2. Joan Clarke Code Breaker & Cryptanalyst
Joan Clarke was born in 1917 in Oxfordshire, England, the youngest of 5 children. While at Dulwich High School for Girls, in 1936 she won a scholarship to Newnham College, Cambridge University.
She gained a double first degree in mathematics, however, as Cambridge only awarded them to men until 1948, she was denied a full degree.
As an undergraduate her mathematical abilities were noticed by Gordon Welchman, who had been recruited in 1939 to supervise decoding operations at Bletchley Park, and after she graduated he recruited her to be a part of the Government Code and Cypher School (GCCS).

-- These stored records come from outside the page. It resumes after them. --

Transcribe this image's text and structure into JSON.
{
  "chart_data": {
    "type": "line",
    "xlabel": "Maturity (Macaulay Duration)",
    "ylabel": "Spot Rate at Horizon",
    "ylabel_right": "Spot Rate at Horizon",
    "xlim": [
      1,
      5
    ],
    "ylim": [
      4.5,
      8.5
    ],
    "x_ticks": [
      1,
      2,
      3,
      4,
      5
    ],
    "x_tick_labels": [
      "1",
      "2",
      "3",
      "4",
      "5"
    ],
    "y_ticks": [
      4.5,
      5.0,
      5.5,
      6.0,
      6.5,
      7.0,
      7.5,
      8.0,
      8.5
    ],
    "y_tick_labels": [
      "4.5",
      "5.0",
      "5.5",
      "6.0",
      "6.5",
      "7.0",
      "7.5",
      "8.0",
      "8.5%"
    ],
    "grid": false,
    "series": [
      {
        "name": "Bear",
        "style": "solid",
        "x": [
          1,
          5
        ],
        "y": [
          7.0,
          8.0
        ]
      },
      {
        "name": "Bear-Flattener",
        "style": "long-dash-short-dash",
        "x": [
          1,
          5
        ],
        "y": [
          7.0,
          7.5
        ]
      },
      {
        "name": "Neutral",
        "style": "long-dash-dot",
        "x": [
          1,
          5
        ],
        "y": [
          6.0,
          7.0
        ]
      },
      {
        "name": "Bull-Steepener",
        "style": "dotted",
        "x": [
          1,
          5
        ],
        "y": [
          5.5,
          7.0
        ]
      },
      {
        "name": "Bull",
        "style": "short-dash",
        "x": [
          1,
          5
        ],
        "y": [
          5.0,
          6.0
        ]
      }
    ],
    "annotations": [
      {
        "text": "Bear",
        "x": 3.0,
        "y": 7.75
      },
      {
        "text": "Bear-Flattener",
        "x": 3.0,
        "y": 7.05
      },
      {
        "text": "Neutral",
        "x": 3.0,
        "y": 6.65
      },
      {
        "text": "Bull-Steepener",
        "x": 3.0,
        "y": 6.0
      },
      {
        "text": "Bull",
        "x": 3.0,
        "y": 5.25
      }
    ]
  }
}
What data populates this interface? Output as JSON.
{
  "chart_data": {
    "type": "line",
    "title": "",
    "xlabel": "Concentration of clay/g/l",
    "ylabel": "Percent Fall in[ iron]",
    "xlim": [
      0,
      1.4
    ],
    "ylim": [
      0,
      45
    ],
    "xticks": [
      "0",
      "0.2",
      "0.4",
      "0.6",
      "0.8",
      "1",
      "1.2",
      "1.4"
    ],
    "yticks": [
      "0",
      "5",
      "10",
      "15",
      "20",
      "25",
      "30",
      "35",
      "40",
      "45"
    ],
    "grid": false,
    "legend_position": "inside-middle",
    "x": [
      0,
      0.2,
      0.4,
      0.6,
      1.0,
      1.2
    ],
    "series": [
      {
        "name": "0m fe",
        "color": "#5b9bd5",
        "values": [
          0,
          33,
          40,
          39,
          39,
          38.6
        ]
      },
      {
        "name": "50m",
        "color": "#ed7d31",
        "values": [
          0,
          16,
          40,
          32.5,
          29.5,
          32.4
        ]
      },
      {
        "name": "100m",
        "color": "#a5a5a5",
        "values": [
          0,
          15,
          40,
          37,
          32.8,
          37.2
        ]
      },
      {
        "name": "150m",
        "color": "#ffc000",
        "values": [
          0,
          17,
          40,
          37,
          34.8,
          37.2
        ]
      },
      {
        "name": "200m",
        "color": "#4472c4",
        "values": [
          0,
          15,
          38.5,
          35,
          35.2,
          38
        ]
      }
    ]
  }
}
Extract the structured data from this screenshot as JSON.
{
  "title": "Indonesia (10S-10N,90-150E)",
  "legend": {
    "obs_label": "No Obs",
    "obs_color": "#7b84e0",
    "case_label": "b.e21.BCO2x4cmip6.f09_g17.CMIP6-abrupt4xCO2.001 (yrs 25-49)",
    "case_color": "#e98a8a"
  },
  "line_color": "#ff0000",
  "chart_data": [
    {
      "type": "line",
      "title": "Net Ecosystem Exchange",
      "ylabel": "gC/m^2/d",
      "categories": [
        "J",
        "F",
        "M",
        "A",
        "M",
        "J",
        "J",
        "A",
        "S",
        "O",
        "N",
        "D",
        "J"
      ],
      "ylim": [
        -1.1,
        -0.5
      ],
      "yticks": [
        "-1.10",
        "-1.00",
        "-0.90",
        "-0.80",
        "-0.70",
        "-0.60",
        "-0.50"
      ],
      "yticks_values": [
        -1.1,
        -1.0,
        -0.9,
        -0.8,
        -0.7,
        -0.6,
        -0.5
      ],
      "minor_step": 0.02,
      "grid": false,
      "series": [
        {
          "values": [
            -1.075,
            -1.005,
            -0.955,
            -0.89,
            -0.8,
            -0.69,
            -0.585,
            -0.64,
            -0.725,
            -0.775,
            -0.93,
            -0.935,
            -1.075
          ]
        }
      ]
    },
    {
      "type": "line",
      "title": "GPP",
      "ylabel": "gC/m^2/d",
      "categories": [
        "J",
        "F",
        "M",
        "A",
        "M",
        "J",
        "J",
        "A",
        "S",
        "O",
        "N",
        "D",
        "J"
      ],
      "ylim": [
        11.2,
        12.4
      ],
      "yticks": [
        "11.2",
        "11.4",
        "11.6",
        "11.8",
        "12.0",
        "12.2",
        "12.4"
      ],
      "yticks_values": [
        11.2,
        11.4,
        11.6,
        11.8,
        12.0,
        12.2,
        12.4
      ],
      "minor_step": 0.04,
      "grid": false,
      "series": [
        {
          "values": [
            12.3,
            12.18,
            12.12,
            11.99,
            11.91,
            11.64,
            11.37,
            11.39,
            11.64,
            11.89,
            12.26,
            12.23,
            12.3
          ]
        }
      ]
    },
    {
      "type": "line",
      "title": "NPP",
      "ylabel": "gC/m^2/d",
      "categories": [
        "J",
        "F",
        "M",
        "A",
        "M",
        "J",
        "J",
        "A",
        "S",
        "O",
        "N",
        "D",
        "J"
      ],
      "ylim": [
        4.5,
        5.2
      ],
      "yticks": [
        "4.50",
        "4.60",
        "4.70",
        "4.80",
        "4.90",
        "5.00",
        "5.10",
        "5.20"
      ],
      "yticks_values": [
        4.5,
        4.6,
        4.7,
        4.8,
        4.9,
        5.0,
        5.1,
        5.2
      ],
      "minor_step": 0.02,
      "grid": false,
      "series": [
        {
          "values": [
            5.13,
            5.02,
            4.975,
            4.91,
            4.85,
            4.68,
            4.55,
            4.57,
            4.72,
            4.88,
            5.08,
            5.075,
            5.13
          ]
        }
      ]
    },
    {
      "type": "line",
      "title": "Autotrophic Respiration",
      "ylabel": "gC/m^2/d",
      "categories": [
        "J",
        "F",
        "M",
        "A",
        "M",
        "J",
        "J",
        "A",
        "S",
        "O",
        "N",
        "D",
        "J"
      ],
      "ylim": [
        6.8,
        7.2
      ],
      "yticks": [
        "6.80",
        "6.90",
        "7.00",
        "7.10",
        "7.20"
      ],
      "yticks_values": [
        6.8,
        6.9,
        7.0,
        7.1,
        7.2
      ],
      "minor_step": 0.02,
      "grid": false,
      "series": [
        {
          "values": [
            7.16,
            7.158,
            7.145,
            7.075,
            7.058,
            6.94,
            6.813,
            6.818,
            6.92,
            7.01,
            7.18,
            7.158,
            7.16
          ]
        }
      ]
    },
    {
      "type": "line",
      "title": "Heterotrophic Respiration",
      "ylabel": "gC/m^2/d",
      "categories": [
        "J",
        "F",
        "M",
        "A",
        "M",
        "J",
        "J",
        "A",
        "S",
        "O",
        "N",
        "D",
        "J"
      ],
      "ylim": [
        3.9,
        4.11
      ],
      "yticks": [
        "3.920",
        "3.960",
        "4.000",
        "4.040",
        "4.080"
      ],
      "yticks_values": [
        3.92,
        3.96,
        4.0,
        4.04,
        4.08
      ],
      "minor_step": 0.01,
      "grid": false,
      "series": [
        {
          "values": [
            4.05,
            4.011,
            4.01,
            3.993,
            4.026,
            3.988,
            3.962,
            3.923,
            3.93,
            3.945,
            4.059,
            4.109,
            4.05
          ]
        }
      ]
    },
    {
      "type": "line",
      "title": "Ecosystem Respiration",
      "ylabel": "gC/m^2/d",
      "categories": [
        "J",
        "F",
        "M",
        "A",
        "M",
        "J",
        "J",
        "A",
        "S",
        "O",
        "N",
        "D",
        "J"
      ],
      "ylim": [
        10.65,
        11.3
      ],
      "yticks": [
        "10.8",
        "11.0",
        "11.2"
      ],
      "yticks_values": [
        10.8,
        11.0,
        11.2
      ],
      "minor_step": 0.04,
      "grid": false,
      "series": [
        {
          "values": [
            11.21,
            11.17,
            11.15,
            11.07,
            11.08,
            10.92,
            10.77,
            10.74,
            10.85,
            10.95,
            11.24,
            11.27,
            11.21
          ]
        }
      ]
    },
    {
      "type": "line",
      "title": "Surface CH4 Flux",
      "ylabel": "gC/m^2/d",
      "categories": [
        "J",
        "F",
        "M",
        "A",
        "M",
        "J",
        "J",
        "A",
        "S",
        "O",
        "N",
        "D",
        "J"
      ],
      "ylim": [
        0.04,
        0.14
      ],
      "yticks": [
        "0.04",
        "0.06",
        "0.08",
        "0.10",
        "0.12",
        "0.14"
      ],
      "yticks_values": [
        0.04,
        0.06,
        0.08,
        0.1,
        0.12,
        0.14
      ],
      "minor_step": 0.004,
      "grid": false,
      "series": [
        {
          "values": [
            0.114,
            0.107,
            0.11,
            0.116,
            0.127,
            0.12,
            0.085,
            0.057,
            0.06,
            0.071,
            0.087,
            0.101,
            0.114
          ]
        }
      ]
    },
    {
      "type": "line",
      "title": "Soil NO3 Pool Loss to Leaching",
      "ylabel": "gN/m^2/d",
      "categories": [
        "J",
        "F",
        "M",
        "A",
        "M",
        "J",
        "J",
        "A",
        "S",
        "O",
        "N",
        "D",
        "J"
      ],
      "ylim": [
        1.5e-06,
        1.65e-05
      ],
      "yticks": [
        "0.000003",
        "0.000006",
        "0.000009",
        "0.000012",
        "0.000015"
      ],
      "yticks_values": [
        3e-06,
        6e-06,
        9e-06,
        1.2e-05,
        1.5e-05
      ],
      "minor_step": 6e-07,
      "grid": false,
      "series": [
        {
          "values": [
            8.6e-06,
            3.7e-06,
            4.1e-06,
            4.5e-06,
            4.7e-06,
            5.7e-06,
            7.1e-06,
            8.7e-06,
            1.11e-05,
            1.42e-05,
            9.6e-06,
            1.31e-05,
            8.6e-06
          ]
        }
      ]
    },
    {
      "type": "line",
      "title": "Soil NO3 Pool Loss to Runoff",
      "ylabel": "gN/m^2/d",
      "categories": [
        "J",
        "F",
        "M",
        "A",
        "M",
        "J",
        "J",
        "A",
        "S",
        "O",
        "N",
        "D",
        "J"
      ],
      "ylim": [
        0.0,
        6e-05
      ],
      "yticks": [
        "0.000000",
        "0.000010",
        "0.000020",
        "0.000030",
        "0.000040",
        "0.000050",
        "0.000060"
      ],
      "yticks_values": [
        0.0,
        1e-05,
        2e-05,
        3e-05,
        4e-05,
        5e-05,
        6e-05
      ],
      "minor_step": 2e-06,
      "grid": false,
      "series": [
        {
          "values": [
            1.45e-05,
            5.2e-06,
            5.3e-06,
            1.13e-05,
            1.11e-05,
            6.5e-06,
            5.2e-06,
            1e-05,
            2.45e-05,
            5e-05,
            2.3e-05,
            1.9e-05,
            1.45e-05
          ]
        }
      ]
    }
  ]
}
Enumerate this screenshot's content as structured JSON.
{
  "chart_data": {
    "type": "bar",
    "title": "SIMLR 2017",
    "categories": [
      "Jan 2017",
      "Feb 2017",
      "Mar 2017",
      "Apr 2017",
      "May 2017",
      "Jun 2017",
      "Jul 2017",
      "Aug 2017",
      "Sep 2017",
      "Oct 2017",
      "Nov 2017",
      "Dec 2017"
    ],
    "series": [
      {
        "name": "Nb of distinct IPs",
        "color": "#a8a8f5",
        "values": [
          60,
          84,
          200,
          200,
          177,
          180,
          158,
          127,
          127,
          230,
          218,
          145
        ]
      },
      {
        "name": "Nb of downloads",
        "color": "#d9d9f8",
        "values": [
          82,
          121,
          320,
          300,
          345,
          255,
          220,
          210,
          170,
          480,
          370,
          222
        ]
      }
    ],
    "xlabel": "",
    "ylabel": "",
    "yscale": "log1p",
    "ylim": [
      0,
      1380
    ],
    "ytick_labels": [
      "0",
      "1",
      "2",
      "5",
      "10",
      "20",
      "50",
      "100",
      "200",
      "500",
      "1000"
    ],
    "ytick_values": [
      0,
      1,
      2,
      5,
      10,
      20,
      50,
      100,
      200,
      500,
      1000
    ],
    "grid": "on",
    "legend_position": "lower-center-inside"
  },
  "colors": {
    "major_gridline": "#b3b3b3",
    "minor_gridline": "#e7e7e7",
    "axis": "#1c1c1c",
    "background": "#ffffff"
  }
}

While at Bletchley Park, although she was first placed in a group of women who did mainly clerical work, referred to as “The Girls”, she quickly became one of the few women employed as a cryptanalyst there. Despite holding the same title and doing the same work as her male peers, she was paid less than them due to her gender.
Clarke was the only woman on the team who ended up deciphering the German Enigma Code, working closely with Alan Turing, and the only female practitioner of Turing’s cryptanalytic process, the Banburismus.
Because of the secrecy that still surrounds events at Bletchley Park, Clarke’s achievements there, as well as those of her colleagues Margaret Rock, Mavis Lever and Ruth Briggs, still remain relatively unknown. What is clear however, is that her mathematical expertise on the Naval Enigma helped to shorten the war and thereby save thousands of lives.
3. Radia Perlman Internet Pioneer
Radia Perlman was born in 1951, in Portsmouth, Virginia in the US to engineer parents and mathematician mother, who was also a computer programmer. She excelled in all her subjects at school, finding maths and science in particular to be both “effortless and fascinating”.
Perlman first developed an interest in a career in computers while taking a programming class at high school, before going on to study mathematics at Massachusetts Institute of Technology (MIT), achieving a bachelors degree in 1973 and masters degree in 1976.
She learned programming for her physics class as an undergraduate, and as an early computer programmer and student, she became an internet pioneer. She joined Digital Equipment Corp in 1980, and when they asked for her help in their efforts to get computers to share information in a reliable manner, she quickly developed the algorithm behind the Spanning Tree Protocol (STP); an innovation that made today’s internet possible.
During her masters, Perlman developed a programming language that can be used by children as young as 3, and has authored a textbook on networking as well as coauthoring another on network security, and holds more than 100 issued patents.
These achievements in her career have earned her the moniker The Mother of the Internet, although it’s a title she’s not too fond of as, in her words, “the Internet was not invented by any individual”. What we can agree on is that she has made some fundamental contributions to the underlying infrastructure of the Internet.
In a time where the Internet was in its infancy, and the computer science was very much a male-dominated field, Perlman earned a number of achievements that have rightfully cemented her as an innovator in computer networking.
And there we have it, today’s list of 3 inspirational women in STEM: Rebecca Cole, Joan Clarke, and Radia Perlman. Hard-working women finding success and making notably huge contributions to vastly different areas in STEM, in fields where women were (and still are, to a lesser extent) under-represented.
I hope you enjoyed reading this as much as I enjoyed writing it, and feel as inspired learning about these inspirational women as I am!